Спустя час, перетаскав в номер сумки, разложив детскую кроватку и выпив один за другим три стакана чая, Данилов признал, что в «Сокольнической пуще» вполне можно провести пару дней. Главное, что тепло и ниоткуда не дует. Ну, пыльновато по углам, так дочь Маша пока еще не ползает по полу, ну, раковина и ванная в ржавых потеках, но видно, что чистые. Ванна, кстати говоря, оказалась не гидромассажной, а самой обычной. Обещанного кондиционера нет в номере? А кому, спрашивается, он нужен зимой?

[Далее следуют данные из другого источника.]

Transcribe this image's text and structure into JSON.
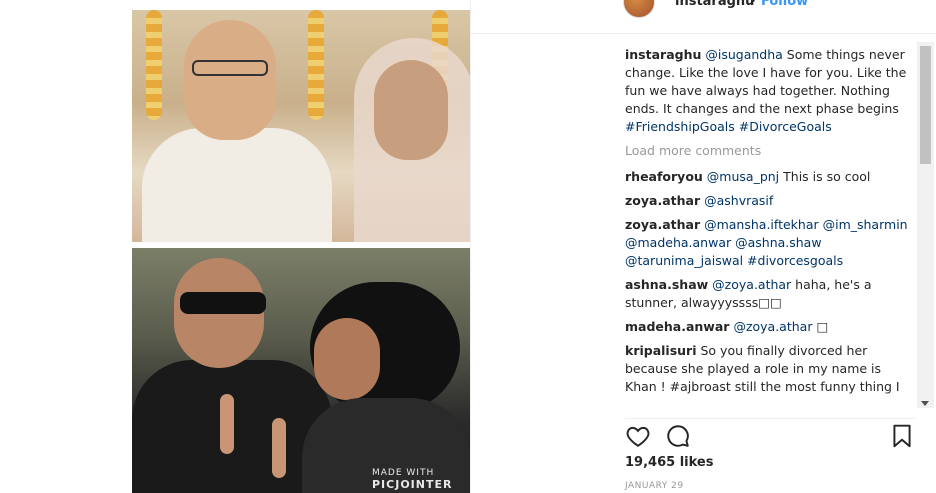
{
  "header": {
    "username": "instaraghu",
    "separator": "•",
    "follow_label": "Follow"
  },
  "photo": {
    "watermark_line1": "MADE WITH",
    "watermark_line2": "PICJOINTER"
  },
  "caption": {
    "username": "instaraghu",
    "mention": "@isugandha",
    "text": " Some things never change. Like the love I have for you. Like the fun we have always had together. Nothing ends. It changes and the next phase begins ",
    "hashtag1": "#FriendshipGoals",
    "hashtag2": "#DivorceGoals"
  },
  "load_more": "Load more comments",
  "comments": [
    {
      "user": "rheaforyou",
      "mention": "@musa_pnj",
      "text": " This is so cool"
    },
    {
      "user": "zoya.athar",
      "mention": "@ashvrasif",
      "text": ""
    },
    {
      "user": "zoya.athar",
      "mention": "@mansha.iftekhar @im_sharmin @madeha.anwar @ashna.shaw @tarunima_jaiswal #divorcesgoals",
      "text": ""
    },
    {
      "user": "ashna.shaw",
      "mention": "@zoya.athar",
      "text": " haha, he's a stunner, alwayyyssss□□"
    },
    {
      "user": "madeha.anwar",
      "mention": "@zoya.athar",
      "text": " □"
    },
    {
      "user": "kripalisuri",
      "mention": "",
      "text": " So you finally divorced her because she played a role in my name is Khan ! #ajbroast still the most funny thing I"
    }
  ],
  "likes": "19,465 likes",
  "date": "JANUARY 29",
  "icons": {
    "like": "heart-icon",
    "comment": "comment-bubble-icon",
    "save": "bookmark-icon"
  }
}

Словно насмехаясь над Даниловым, в половине пятого, прямо перед выходом на большую прогулку, из кранов перестала течь вода. Как холодная, так и горячая. Хорошо еще, что все дела были уже сделаны — домывалась последняя чашка.

— С шестнадцати тридцати до девятнадцати у нас плановое отключение водоснабжения, — сообщила толстуха-администратор. — По приказу главного врача.

— Зачем? — хором удивились Данилов и Елена.

— В целях экономии. Вы разве не знаете, что воду нужно экономить?

— Знаем, — кивнул Данилов, — но…

— Никаких «но», — строго сказала администратор. — Экономить так экономить. Тем более что в это время все или спят, или гуляют.

— А если срочная необходимость? — не сдавался Данилов. — Бывают же у людей потребности в воде…

— В туалете возле ресторана воду не отключают. Со срочными потребностями можно туда…

— Мы как раз идем гулять! — бодро сказала Елена. — И как раз до семи часов!

— Вот и хорошо, — одобрила администратор. — А билеты на праздник вы брать не будете? Ах, да, у вас же маленькая…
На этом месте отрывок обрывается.